The buzz about the science-culture gap can get pretty loud sometimes. What is the gap? Is there really a gap? How did it form and when?
Here’s a link to a pretty long but informative podcast (you’ll have to copy and paste the url below into your web browser):
Unfortunately, there’s a tendency to try to lay blame for this situation: blaming the scientists for not communicating with the public, for being arrogant and dismissive of the importance of communicating with the public.
On the other hand, blame is laid upon our education system, that science is not taught adequately, that the public do not want to learn the science, are not a receptive audience.
The podcast suggests that the gap may actually be a result of differences in social outlooks and affiliations. Our cultural outlook or worldview provides us with a filter that sometimes outweighs the facts and information and has the strongest influence on how we approach any problem or controversy in our society: climate change, stem cell research, evolution, nuclear power. That whether or not someone is receptive to the science has to do with one’s cultural, interpretive filter.
If that’s the case, how can scientific, particularly controversial topics, evidence and implications be provided to a public with closed ears and minds? Important too is that scientists have their own filters that influence their abilities to bridge the gap effectively. The science culture has its own biases and filters.
Being aware of the cultural filters that we all have and that we all use to interpret what’s going on around us can help us as biology teachers. Our students come into our classroom wearing their own filters. Our effectiveness as teachers depends on our ability to make it past them. A good way to get past filters is to teach material in a way that has meaning to the students, or to the audience you are addressing. In addition, it’s important to present material in a way that is not threatening to the different worldviews.
Let’s be specific here. A couple of years ago I visited my daughter’s fifth grade class, in fact, all five fifth grade classes in the school, and did a hands-on sheep brain dissection and brain model demonstration for the kids. I visit my kids’ classrooms at least once a year doing various science experiments and demos and am pretty well known by now for being the resident “scientist-mom.” I’ve brought different animal skeletons and bones in and talked with kids about “animals with and without backbones.” I’ve brought flashlights, string and patellar hammers and done a hands-on session on “why we need reflexes.” For my son’s fourth grade class, I brought in some tree leaves (it was fall!) and spinach and showed them how to extract chlorophyll and talked about what chlorophyll does. The kids LOVE the experiences. I always bring in the “recipes” for how to do these things to give to the teachers in the hope that they might do some of these things with their classes in the future.

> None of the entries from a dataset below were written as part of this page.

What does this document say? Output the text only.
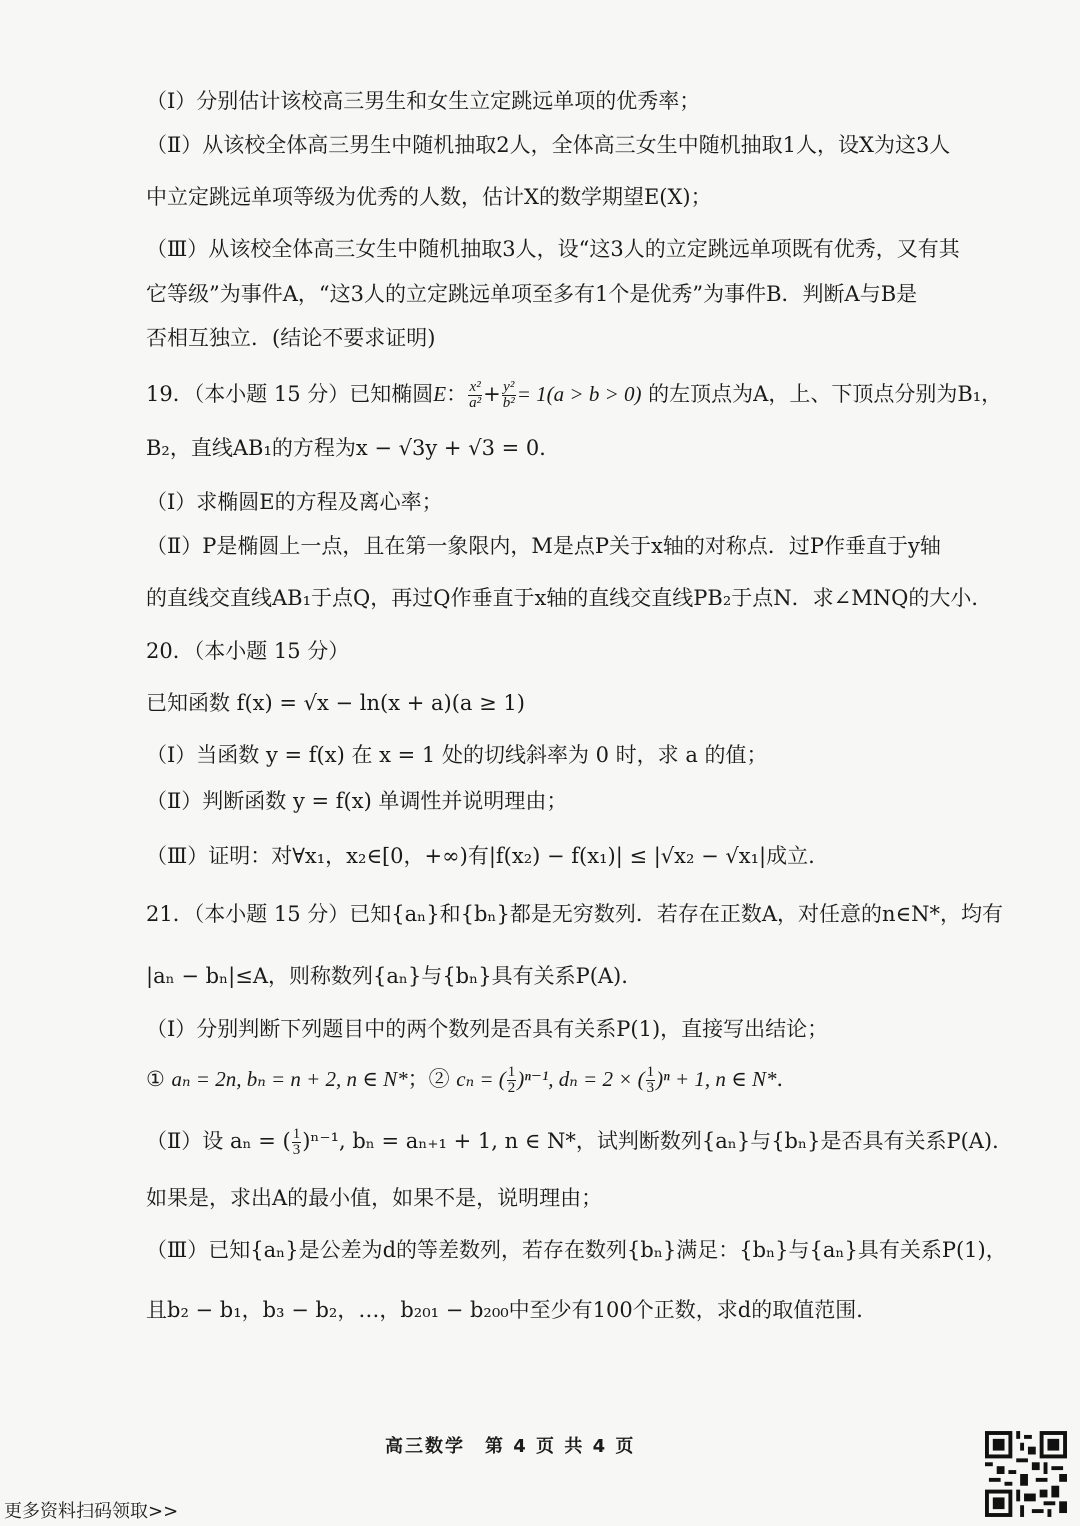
（Ⅰ）分别估计该校高三男生和女生立定跳远单项的优秀率；
（Ⅱ）从该校全体高三男生中随机抽取2人，全体高三女生中随机抽取1人，设X为这3人
中立定跳远单项等级为优秀的人数，估计X的数学期望E(X)；
（Ⅲ）从该校全体高三女生中随机抽取3人，设“这3人的立定跳远单项既有优秀，又有其
它等级”为事件A，“这3人的立定跳远单项至多有1个是优秀”为事件B．判断A与B是
否相互独立．(结论不要求证明)
19．（本小题 15 分）已知椭圆E： $\frac{\text{x²}}{\text{a²}} + \frac{\text{y²}}{\text{b²}} = 1(a > b > 0)$ 的左顶点为A，上、下顶点分别为B₁，
B₂，直线AB₁的方程为x − √3y + √3 = 0．
（Ⅰ）求椭圆E的方程及离心率；
（Ⅱ）P是椭圆上一点，且在第一象限内，M是点P关于x轴的对称点．过P作垂直于y轴
的直线交直线AB₁于点Q，再过Q作垂直于x轴的直线交直线PB₂于点N．求∠MNQ的大小．
20．（本小题 15 分）
已知函数 f(x) = √x − ln(x + a)(a ≥ 1)
（Ⅰ）当函数 y = f(x) 在 x = 1 处的切线斜率为 0 时，求 a 的值；
（Ⅱ）判断函数 y = f(x) 单调性并说明理由；
（Ⅲ）证明：对∀x₁，x₂∈[0，+∞)有|f(x₂) − f(x₁)| ≤ |√x₂ − √x₁|成立.
21．（本小题 15 分）已知{aₙ}和{bₙ}都是无穷数列．若存在正数A，对任意的n∈N*，均有
|aₙ − bₙ|≤A，则称数列{aₙ}与{bₙ}具有关系P(A).
（Ⅰ）分别判断下列题目中的两个数列是否具有关系P(1)，直接写出结论；
① aₙ = 2n, bₙ = n + 2, n ∈ N*；② cₙ = ( $\frac{1}{2} )^{n-1}$, dₙ = 2 × ( $\frac{1}{3} )^n + 1$, n ∈ N*．
（Ⅱ）设 aₙ = ( $\frac{1}{3} )^{n-1}$, bₙ = aₙ₊₁ + 1, n ∈ N*，试判断数列{aₙ}与{bₙ}是否具有关系P(A)．
如果是，求出A的最小值，如果不是，说明理由；
（Ⅲ）已知{aₙ}是公差为d的等差数列，若存在数列{bₙ}满足：{bₙ}与{aₙ}具有关系P(1)，
且b₂ − b₁，b₃ − b₂，…，b₂₀₁ − b₂₀₀中至少有100个正数，求d的取值范围．
高三数学　第 4 页 共 4 页
更多资料扫码领取>>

Anyway, I decided to do a neuroscience thing the year my daughter was in fifth grade. I arrived, cardboard box filled with supplies and lab coat in hand (to look the part of the scientist better) and began setting up in the first classroom I visited. As soon as I pulled out a slice of human brain preserved in plastic and set it on the desk, there were gasps and exclamations from the kids. “Is that real?” “Oooooo. What’s that?” The teacher, standing behind me, put her hand on her mouth and made a kind of retching noise. “Oh my God! Is that real?” she choked out.
A little surprised by her reaction, I began my spiel about brains and what they do for us and told the class what I had in mind. “Today you’re going to get a chance to explore the brain, to see how the brain is organized and what the different parts do!” I told them that I had brought some sheep brains with me that a science company got from farm animals whose other parts were sent to grocery stores. The teacher behind me gasped and blurted, “I don’t think I can watch this!” Then, like an uncontained nuclear reaction, students began gagging and saying they were going to throw up. I said that anyone who felt uncomfortable didn’t have to participate. Most of the students were still eager and wanted to know more about the brain, but the negative reactions of the teacher definitely influenced a few of the students.
By the end of the several days of class visits, the news of my bringing brains into class had spread and the classrooms were more polarized in their excitement and resistance to see and participate. Only one of the five teachers had a positive reaction and that class was the one that took the experience in the spirit in which it was intended, to learn about the brain.
What did I learn from this? Well, trying to teach kids about biological concepts that have political or cultural controversy (like animal dissection or evolution) is very challenging, particularly if the teachers are not on board. [The next year, in my son’s fifth grade class, I showed the class how to extract DNA from strawberries. No controversy there!]
Perhaps a solution for my brain-day experience might have been for me to meet with the teachers in advance and to gauge their reactions. I could have better prepared them for the experience, or I could have revised what I did with the class. From my naive perspective looking at the world through my neuroscientist filters, I was unwittingly insensitive to the cultural filters of the teachers. I had the idea in my head that the science teachers would be open and comfortable with anything scientific. Boy, was I clueless!
I think these same issues are at play whenever a scientist’s work enters the public arena. In fact, these same issues underlie how effective our teaching in college classrooms and labs can be, particularly for introductory students.